Bu insan bedeni derme çatma bir asker üniforması altında spor ayakkabısı taşıyorsa bu resim normal değildir.
Spor ayakkabı dediysem alelade bir spor ayakkabısı değil bu. Çocukluğumuzda, bu günün yeni yetmelerinin de çokça iltifat ettiği yabancı markalara rakip olarak üretilen yerli malı ayakkabılardı ve memleket çiftçilerinin ve çobanlarının lastik ayakkabılarına inat bir kaç yıl pulluk peşinde tarlada, bağda, bahçede; koyun kuzu peşinde tepede, dağda giyilebiliyordu.

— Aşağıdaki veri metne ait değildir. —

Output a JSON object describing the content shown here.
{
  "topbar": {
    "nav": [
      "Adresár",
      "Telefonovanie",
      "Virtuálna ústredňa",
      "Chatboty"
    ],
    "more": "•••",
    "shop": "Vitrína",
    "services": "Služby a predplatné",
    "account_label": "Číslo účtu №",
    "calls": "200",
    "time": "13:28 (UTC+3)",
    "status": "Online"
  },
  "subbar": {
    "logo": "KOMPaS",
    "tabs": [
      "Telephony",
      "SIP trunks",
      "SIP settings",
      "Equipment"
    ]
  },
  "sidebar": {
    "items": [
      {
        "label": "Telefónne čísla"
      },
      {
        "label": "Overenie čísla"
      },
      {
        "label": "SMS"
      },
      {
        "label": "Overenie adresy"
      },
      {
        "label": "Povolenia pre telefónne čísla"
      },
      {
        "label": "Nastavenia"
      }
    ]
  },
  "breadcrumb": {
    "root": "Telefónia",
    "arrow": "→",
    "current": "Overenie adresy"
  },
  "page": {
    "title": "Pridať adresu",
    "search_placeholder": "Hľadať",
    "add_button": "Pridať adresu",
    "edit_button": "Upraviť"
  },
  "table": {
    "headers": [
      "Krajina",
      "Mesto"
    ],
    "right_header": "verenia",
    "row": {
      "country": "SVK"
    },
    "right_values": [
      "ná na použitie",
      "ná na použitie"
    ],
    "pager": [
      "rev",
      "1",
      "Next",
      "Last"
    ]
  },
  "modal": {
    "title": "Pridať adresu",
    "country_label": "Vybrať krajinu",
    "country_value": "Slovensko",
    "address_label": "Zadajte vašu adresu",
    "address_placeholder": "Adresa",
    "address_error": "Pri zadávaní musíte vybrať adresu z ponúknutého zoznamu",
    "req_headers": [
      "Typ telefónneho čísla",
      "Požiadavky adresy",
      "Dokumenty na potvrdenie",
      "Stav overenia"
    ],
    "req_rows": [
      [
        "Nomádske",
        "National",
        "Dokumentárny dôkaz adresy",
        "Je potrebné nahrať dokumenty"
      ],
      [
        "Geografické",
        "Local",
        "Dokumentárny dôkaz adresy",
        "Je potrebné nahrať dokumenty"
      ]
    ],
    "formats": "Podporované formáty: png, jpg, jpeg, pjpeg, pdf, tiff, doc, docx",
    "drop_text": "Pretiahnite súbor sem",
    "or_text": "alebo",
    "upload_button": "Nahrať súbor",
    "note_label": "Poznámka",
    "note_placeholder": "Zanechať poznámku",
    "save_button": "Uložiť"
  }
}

Yabancı rakipleri gibi gösterişli değildiler ama onların onda biri kadar bile pahalı da değildiler. O spor ayakkabılarının üretiminin durdurulmasının ya da yasaklanmasının akranlarımız arasında konuşulduğu hayal meyal aklımda. Dağda dolaşmak için çobanlıktan ve dağcılıktan başka mazeretleri olan silahlı adamlar bu ayakkabılar sayesinde oralarda çok rahat hareket edebiliyorlarmış.
Neredeyse yirmi beş yıl sonra şehrin (kerpiç evlerden oluşmuş bir şehir) ortasında, dağdan gelip bağdakini öldürmeye çalışırken ölen, muhtemelen Kır Gerillası diye başlayan bir sürü metni ezberlemiş ve muhtemelen Selim Çürükkaya’yı okuma; Fosso Nejat’ı dinleme şansına eremeden ölmüş bir adamın ayaklarında, o ayakkabılarla yeniden karşılaştım.
Bir cümleyi aynı dilde kuramayan, kendi çocuklarını yüksek duvarlı konaklarda esirgerken Reşo’nun çocuklarını dağa çağıran adamların ve göğüslerindeki şefkat yerine gırtlaklarındaki nefreti teşhir eden kadınların sesine kulak veren aldanmışların ayakları bunlar. Ülkeyi özde savunanlar onu ayakkabılarından tanımış olmalı.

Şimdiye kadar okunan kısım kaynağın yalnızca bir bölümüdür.